Сообщение о том, что следствие не подтвердило связей Бухарина и Рыкова с троцкистским центром, не удовлетворило отца. К сообщению он отнёсся насторожённо, но что говорил по этому поводу, я не помню. Всё-таки он стал несколько менее угрюм.
От Ягоды, который был до 1930 года очень близок с ним, а потом резко переменил отношение, отец не ожидал смелости, самостоятельности (в решении его вопроса).
В связи с этим мне припомнилось: поздней весной 1935 года в клубе школы ВЦИК шел спектакль в честь К.Е. Ворошилова. В одном ряду с нами сидел Ягода с женой. Оба они делали вид, что не видят нас, не здоровались. Отец обратил на это внимание. Когда же в зал при полупогашен– ном свете на свои места в первом ряду входили члены Политбюро, из их строя вышел Орджоникидзе, миновал разделявшие нас 7–8 рядов, подойдя, обнял меня, пожал руки родителям, спросил что-то о здоровье, делах. По тому времени это было даже как-то демонстративно.
Как-то мать стала укорять отца в том, что он отошёл от политической жизни, стал «делягой», зарылся в свой наркомат, не ездит на заседания ЦК, перестал быть политическим деятелем. Он ответил ей дословно: «Не могу туда ездить. Мы теперь собираемся не дела решать, а бить себя кулаками в грудь, заверяя в верности Сталину». Это было сказано с такой внутренней силой и горечью, что слова навсегда остались в памяти.
В октябрьские дни 1936 года Рыкову, ещё жившему в Кремле, был прислан пригласительный билет на торжественное заседание в Большом театре. Машина была уже у подъезда, он совсем собрался, а билета не оказалось на месте. Пока мы с матерью перерывали все в квартире, отец очень нервничал. Он говорил, что сейчас его отсутствие будет истолковано как демонстрация, что из этого может быть сделано что-то важное, серьезное, обвинят его в чем угодно. Билет нашёлся в кармане пятилетнего племянника матери, который припрятал его из-за красной обложки с портретами Ленина и Сталина… Несмотря на природный юмор и любовь к детям, Рыков смеяться не мог.

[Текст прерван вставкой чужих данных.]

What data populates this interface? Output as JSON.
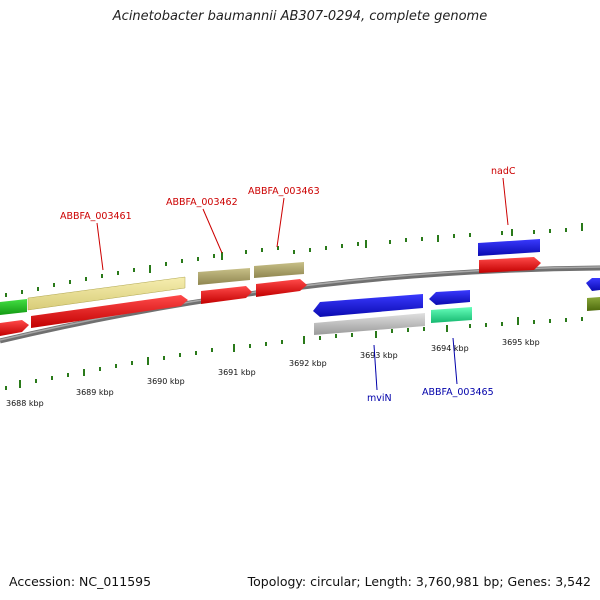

Вскоре (после Октябрьских праздников) позвонил Горбунов из хозуправления и передал через меня, что отцу предоставляется квартира в так называемом Доме правительства, куда мы и переехали, кажется, в ноябре 1936 года.
Точно не помню, когда Рыков был снят с поста наркома связи. Он бодрился, говорил, что скоро дадут другую работу, ведь он кандидат в члены ЦК.
Как-то шутя я сказала, что теперь работаю и могу взять родителей на иждивение. Хотя всякие шутки у нас в семье были приняты, на этот раз отец мне ответил шутливо, но с внутренней гордостью, что, мол, уж как-нибудь обойдутся без меня, они у государства заработали и государство обеспечит их старость.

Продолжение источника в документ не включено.